Coconut sailing
Interview with
Before the days of GPS and SatNavs, how did early seafarers crossing the open ocean manage? The answer was to use the positions of stars. By measuring the angles to different stars you can work out your line of latitude - how far north or south you are. And some ancient mariners had clever ways of doing it, as Captain James Taylor, president of the Royal Institute of Navigation, explained to Chris Smith...
James - If you go back to the South Seas centuries ago, the South Sea islanders used latitude sailing, which was effectively using a coconut shell part filled with water, with apertures drilled in it so that a reflected heavenly body would be seen by the user at the appropriate angle. So the mariner would keep that heavenly body at that particular angle and that led to latitude sailing.
So you would go along a line of latitude until you got to where you wanted to be and then go straight north or south away from or towards the Sun. And it was that, the limitation of latitude sailing which led to the absolute need to establish a means of determining longitude.
Chris - Why can we work out latitude using a coconut shell but we can't work out longitude then?
James - Because the Earth rotates around its north/south axis and, therefore, you're using heavenly bodies and they're tracking across the sky basically to follow. But if you need a true position, and much of this was generated by various accidents where people did not know the longitude, the legendary loss of the treasures in Admiral Cloudesley Shovells' wreck off the Scillys, for example, is that you need to determine longitude and true position, and that was much more economical. Instead of going through a series of right angles in order to complete your journey, you could go directly.
Chris - So, basically, because the Earth is turning you need to know what time of day it is, very precisely to know where those stars in the sky that you are following should be?

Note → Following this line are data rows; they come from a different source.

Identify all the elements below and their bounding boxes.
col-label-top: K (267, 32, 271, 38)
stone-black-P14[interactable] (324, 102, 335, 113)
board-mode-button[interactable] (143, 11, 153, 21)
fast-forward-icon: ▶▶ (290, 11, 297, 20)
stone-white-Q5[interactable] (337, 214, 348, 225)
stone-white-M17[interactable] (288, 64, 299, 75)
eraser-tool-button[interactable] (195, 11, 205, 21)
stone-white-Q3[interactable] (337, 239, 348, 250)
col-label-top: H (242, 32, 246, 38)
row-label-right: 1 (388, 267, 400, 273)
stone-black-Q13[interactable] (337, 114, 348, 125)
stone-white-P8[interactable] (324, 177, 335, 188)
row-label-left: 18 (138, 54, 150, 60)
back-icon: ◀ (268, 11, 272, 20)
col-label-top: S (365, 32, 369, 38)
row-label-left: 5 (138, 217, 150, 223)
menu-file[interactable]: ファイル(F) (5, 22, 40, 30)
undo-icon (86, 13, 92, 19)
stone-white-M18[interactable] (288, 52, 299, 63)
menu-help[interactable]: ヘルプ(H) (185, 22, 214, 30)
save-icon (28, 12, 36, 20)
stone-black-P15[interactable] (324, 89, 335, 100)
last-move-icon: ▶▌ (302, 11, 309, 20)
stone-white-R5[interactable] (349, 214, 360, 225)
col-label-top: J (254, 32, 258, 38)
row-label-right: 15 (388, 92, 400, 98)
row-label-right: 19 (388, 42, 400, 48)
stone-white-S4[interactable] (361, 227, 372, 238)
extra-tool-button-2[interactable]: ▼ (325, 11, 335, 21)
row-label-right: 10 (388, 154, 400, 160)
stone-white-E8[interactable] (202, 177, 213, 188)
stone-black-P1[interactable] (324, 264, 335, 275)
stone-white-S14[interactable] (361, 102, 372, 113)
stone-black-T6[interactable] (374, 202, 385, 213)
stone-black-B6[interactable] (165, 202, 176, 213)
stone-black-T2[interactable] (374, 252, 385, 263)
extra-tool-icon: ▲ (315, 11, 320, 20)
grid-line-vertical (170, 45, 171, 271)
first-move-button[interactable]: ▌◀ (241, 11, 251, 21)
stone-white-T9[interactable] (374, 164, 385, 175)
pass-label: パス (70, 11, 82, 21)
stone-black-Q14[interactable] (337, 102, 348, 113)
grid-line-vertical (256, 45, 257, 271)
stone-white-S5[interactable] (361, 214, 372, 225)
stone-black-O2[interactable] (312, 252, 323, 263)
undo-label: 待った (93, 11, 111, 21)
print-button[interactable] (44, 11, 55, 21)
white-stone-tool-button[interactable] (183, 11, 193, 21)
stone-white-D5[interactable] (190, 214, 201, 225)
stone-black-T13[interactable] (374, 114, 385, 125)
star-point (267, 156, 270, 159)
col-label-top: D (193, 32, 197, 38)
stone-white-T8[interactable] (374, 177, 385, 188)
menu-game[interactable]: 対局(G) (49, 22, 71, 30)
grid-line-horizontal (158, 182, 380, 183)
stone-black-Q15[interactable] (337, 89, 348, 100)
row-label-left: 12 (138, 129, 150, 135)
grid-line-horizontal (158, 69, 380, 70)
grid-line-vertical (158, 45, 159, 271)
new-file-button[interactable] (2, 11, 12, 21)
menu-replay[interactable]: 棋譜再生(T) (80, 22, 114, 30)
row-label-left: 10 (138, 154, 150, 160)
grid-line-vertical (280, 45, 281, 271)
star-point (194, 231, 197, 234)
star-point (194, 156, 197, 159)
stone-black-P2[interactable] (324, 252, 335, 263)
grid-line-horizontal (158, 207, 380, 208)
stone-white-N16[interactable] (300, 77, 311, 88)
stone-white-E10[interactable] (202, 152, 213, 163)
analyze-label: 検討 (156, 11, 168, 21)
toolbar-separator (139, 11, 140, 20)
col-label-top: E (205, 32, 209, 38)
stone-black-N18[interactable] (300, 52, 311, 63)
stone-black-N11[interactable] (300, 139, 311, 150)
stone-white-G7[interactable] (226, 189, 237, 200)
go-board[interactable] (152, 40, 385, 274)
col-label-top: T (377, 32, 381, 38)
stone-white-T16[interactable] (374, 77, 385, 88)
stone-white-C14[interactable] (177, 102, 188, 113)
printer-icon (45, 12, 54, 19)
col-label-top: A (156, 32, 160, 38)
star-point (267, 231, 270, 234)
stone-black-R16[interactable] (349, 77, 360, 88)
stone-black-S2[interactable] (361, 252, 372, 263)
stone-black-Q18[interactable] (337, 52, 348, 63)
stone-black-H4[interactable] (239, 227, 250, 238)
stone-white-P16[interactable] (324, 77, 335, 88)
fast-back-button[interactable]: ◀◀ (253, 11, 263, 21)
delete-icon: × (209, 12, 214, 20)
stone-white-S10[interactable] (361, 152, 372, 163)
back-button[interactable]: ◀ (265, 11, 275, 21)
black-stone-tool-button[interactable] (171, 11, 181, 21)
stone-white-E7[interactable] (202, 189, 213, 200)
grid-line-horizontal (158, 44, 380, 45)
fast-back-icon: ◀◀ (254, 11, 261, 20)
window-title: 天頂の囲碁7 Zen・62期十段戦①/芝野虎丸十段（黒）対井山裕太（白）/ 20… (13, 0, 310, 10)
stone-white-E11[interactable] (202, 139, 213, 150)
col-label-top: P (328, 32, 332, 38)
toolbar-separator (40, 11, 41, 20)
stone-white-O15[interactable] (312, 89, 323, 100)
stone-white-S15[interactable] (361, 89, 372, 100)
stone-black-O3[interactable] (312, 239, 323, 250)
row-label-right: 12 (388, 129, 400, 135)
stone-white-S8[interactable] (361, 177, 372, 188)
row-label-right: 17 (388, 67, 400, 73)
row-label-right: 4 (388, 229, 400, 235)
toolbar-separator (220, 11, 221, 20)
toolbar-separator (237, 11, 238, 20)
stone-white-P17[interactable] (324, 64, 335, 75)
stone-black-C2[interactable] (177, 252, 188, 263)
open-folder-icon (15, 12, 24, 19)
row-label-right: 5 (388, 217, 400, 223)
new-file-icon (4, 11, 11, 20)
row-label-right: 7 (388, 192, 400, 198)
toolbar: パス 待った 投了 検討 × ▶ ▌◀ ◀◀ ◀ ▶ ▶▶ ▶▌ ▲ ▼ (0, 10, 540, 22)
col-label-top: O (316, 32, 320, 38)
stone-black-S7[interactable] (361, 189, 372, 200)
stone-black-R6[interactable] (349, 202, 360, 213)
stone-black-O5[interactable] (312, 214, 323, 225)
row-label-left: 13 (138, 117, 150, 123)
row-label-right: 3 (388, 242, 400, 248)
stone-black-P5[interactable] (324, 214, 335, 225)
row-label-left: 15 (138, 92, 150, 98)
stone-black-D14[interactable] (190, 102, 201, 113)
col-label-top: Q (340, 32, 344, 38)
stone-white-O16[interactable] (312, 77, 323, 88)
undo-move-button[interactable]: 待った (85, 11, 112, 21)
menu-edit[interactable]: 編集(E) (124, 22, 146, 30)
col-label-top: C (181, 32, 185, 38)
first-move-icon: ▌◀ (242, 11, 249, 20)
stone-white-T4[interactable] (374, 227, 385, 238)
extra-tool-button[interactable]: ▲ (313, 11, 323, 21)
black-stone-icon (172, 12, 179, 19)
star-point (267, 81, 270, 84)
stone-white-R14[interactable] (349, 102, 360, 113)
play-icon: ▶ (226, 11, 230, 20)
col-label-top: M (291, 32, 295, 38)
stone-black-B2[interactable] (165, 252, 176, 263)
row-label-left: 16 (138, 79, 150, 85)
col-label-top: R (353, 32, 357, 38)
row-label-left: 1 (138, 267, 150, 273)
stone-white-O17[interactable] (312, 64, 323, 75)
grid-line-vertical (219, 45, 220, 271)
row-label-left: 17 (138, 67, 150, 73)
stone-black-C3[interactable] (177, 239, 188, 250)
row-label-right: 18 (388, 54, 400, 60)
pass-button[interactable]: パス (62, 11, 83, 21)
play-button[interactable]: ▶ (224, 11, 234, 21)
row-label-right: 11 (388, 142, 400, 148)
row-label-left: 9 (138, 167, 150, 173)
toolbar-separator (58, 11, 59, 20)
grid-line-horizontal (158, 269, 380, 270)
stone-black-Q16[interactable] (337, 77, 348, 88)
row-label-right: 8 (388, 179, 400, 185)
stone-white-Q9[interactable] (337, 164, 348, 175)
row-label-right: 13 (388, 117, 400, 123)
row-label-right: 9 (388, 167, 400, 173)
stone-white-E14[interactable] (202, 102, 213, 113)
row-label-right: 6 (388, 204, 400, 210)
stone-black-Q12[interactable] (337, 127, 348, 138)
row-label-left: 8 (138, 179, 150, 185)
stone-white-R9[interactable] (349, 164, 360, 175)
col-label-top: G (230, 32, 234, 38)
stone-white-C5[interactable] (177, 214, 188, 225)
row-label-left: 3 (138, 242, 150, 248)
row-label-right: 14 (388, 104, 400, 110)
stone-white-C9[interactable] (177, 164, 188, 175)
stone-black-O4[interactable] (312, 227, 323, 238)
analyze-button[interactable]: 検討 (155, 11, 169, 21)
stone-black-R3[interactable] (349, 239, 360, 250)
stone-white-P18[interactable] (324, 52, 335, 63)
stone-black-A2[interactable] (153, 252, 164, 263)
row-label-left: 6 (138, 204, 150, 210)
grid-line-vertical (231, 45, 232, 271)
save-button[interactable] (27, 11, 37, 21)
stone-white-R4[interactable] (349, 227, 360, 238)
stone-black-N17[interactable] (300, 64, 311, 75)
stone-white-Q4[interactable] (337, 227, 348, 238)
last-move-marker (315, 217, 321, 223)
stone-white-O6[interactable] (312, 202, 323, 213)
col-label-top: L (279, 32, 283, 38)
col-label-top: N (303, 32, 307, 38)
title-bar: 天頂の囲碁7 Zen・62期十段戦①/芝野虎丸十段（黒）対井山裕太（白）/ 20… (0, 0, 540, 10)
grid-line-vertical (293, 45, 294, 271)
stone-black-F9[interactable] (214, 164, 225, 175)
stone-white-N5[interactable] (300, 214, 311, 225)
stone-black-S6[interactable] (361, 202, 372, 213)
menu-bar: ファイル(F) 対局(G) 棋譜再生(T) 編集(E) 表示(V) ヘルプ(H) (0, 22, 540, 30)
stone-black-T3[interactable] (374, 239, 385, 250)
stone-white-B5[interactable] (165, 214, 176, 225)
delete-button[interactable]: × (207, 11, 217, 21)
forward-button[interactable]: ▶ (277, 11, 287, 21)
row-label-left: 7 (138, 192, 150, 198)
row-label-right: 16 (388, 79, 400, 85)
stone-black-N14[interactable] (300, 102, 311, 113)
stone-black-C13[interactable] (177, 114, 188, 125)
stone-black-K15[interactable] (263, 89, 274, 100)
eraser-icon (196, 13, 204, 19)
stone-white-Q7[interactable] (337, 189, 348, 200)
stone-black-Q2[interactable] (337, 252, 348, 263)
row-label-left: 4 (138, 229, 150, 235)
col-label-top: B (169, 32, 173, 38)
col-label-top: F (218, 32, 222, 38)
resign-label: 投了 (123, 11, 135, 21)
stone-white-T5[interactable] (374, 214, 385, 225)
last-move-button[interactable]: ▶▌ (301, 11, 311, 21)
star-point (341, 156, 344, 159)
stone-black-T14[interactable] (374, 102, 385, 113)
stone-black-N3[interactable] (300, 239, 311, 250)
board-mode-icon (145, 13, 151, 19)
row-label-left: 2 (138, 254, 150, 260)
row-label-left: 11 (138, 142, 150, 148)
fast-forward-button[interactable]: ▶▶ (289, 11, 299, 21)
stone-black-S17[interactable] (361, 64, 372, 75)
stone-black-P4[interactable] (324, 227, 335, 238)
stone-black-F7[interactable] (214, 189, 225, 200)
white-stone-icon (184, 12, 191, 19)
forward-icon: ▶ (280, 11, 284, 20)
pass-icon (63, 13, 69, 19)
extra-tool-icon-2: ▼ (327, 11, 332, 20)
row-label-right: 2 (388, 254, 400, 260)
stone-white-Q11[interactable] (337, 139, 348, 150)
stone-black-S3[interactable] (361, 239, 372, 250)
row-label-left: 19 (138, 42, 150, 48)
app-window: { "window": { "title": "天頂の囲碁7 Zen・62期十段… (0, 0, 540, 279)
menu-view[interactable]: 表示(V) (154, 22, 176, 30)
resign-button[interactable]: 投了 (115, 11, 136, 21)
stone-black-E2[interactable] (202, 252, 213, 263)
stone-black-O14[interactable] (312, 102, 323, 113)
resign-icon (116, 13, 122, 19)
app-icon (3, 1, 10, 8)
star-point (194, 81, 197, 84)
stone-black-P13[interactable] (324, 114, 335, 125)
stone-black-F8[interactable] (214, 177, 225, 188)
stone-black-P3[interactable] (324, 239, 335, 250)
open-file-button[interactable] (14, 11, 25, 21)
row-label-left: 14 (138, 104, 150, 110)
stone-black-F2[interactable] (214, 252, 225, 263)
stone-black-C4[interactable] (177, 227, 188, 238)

James - Indeed. And the easiest indicator of your own longitude is the Sun. When the Sun is at it's highest point in the sky, effectively you're on that line of latitude. So once Harrison had invented his chronometer, an accurate form of timekeeping. And you knew the longitude of your point of departure, and the time difference between your point of departure and your current position when the Sun is directly overhead, you had a longitude relative to your point of departure. And custom and practice dictated that the standard point of departure was Greenwich. Greenwich became the zero degrees east/west longitude and you could now measure time when the Sun was at it highest point relative to that. So we now had latitude and longitude.